Più calmo, acustico, e sentimentale “Pereira”, seguito del peperino “L’importanza di chiamarsi Michele” (2013), per il giovane cantautore d’origine cosentina Federico Cimini. Lì l’alter-ego Oscar Wilde-iano Michele, anti-eroe della crisi, qui un Pereira di Tabucchi-iana memoria che ripercorre trasognato luoghi e situazioni di un dolceamaro passato prossimo.
Lo provano, prima di qualunque altra, l’amarcord travestito da filastrocca travestita da sing-along in coro “Bianca”, e l’ancor più bambinesca “Stella cadente”, sopra uno sfasato brusio jazz.

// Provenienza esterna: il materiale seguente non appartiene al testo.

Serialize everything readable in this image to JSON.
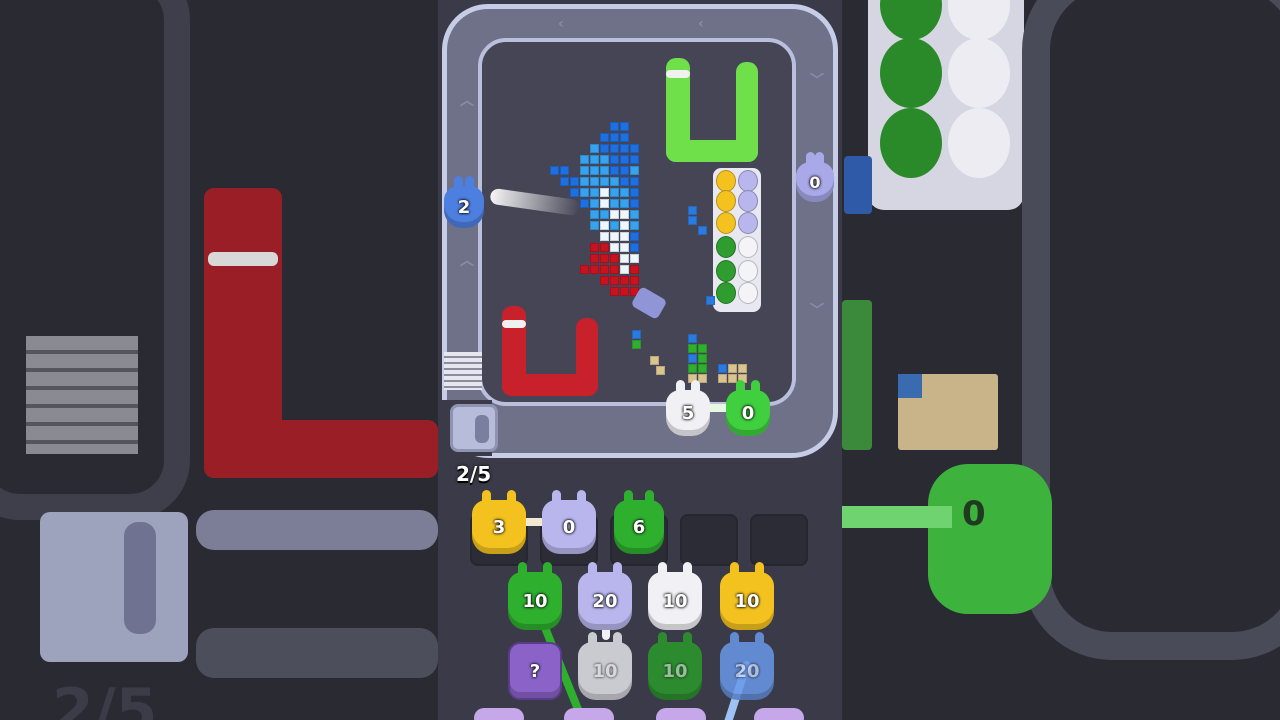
{
  "level_progress": "2/5",
  "conveyor_bunnies": [
    {
      "color": "blue",
      "hex": "#4d7fe0",
      "count": "2"
    },
    {
      "color": "lavender",
      "hex": "#a9a8e8",
      "count": "0"
    },
    {
      "color": "white",
      "hex": "#f1f1f5",
      "count": "5"
    },
    {
      "color": "green",
      "hex": "#3fcf3f",
      "count": "0"
    }
  ],
  "holding_slots": [
    {
      "color": "yellow",
      "hex": "#f4c21e",
      "count": "3"
    },
    {
      "color": "lavender",
      "hex": "#b8b6ec",
      "count": "0"
    },
    {
      "color": "green",
      "hex": "#2eaf2e",
      "count": "6"
    },
    {
      "color": "empty",
      "hex": "",
      "count": ""
    },
    {
      "color": "empty",
      "hex": "",
      "count": ""
    }
  ],
  "queue_rows": [
    [
      {
        "color": "green",
        "hex": "#2eaf2e",
        "count": "10"
      },
      {
        "color": "lavender",
        "hex": "#b8b6ec",
        "count": "20"
      },
      {
        "color": "white",
        "hex": "#f1f1f5",
        "count": "10"
      },
      {
        "color": "yellow",
        "hex": "#f4c21e",
        "count": "10"
      }
    ],
    [
      {
        "color": "mystery",
        "hex": "#8a62c8",
        "count": "?"
      },
      {
        "color": "white",
        "hex": "#e4e4ea",
        "count": "10"
      },
      {
        "color": "green",
        "hex": "#2a9a2a",
        "count": "10"
      },
      {
        "color": "blue",
        "hex": "#6a98ea",
        "count": "20"
      }
    ]
  ]
}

Le canzoni si staccano una dall’altra con le pause della tradizionale raccolta melodica, dimenticando il flusso caotico del disco predecessore. Al contempo però permettono all’autore di centellinare le sue intenzioni elegiache, come nella serenata “L’assassino”, sillabata sopra una rada atmosfera samba, o quel tipico venticello power-pop alla Chilton che soffia tra le pieghe di “Pereira”, anche se c’è almeno un’altra delle sue orchestrazioni mutanti, una “Pelleliscia” dapprima sorniona, poi contagiosa ska e infine mazurka da sagra.
Cimini, armato degli arrangiamenti intelligenti forgiati da Mirko Onofrio, è un piccolo asso della nuova cantabilità italica del decennio 10. Nella parte di chiusa si capta un calo - ma non netto - non tanto di ispirazione lata quanto d’inventiva spiccia (lo esemplifica una piana ballata Rino Gaetano-esca, “Maria”), ma i prime cinque o sei pezzi sono semplicemente irresistibili. Complessino ricco di fiatisti, flauto, clarino, tromba, trombone e flicorno, ma anche mandolino e moog, e due comparse fuoricampo, Kutso e Simone Cristicchi.